New pisco La Caravedo makes the Peruvian spirit more accessible

Unlike tequila, another Latin American spirit, pisco hasn’t made as big of a splash in the U.S. — but one big producer of the grape-based liquor in Peru is hoping to change that with the release of La Caravedo, a more affordable pisco than the producer’s lauded Pisco Porton.

Pisco La Caravedo is the latest pisco from the producers of the most well-known pisco in the world, Pisco Porton.

Pisco La Caravedo is the latest pisco from the producers of the most well-known pisco in the world, Pisco Porton.

Both of the white spirits are made at Hacienda La Caravedo in Ica, Peru, where master distiller Johnny Schuler has been transforming pisco into a spirit increasingly recognized worldwide for its versatility and its distinct sense of place. The distillery from which the new pisco gets its name took care to make La Caravedo a very different grape spirit from Pisco Porton, setting it apart not just in price point but in flavor as well, according to a press release.

Pisco La Caravedo is a “pisco puro,” meaning that it’s made from one of the only eight grape varietals allowed by Peruvian law to make pisco (which is one of the few spirits with a Denomination of Origin, a law that dictates it must be produced in a specific region and under strict guidelines). The Quebranta grape, a non-aromatic varietal from Peru’s coast, is known for its body and fullness of flavor, and it helped to impart the elegant, full-bodied La Caravedo with notes of botanicals and dried fruits, according to the press release.

Approximately 8 lbs. of grapes are used to make each bottle of the new pisco — a venture Pisco Porton LLC, the makers of the pisco at Hacienda La Caravedo, decided was well worth the effort.

“We enjoy many different styles of pisco in Peru and each style offers a unique flavor profile,” Brent Kallop, president of the company, said in the press release, adding that La Caravedo was introduced as a high quality and well-priced pisco puro “to give people who are curious about pisco a new opportunity to taste and enjoy a different expression of Peru’s native spirit.”

(Pisco Porton is an “acholado mosto verde pisco” and contains even more grapes, a whopping 18 lbs. of four estate-grown grapes per bottle: Albilla, Italia, Torontel and Quebranta, the press release said.)

Already, more bars are responding to the lower price tag of Pisco La Caravedo by incorporating it into their drinks. Among them is Drink.Well in Austin’s North Loop neighborhood. The bar created the Sun Worship,  featuring La Caravedo, passion fruit juice, Cocchi Americano, creole bitters, lemon and grapefruit, for their current seasonal cocktail menu.
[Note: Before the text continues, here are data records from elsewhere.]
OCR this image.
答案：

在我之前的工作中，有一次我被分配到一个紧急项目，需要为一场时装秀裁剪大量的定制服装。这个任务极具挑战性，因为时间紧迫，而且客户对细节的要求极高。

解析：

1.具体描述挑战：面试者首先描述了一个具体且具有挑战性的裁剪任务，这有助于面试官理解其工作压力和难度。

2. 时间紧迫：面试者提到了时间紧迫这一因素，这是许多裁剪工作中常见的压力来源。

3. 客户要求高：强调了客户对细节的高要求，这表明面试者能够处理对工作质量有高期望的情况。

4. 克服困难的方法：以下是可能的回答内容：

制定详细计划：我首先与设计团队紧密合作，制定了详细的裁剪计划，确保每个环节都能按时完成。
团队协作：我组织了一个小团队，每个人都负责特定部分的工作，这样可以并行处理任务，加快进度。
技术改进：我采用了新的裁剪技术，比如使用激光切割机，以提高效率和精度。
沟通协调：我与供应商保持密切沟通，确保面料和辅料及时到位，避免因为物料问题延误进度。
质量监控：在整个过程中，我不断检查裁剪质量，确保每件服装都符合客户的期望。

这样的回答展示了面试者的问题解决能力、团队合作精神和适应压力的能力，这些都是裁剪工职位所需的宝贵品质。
But if you’re looking to experiment with pisco at home, rather than at a bar, here’s a recipe that showcases more of La Caravedo’s tropical potential. The pisco has the suggested retail price of $24.99.

La Caravedo Cooler

2 oz. La Caravedo
1 oz. fresh lime juice
1 oz. simple syrup
Fresh mango juice
Soda

Add ice and all ingredients except the mango juice and soda in a mixing tin. Shake and then strain into ice-filled Collins glass. Top with mango juice and a splash of soda. Garnish with a lime twist.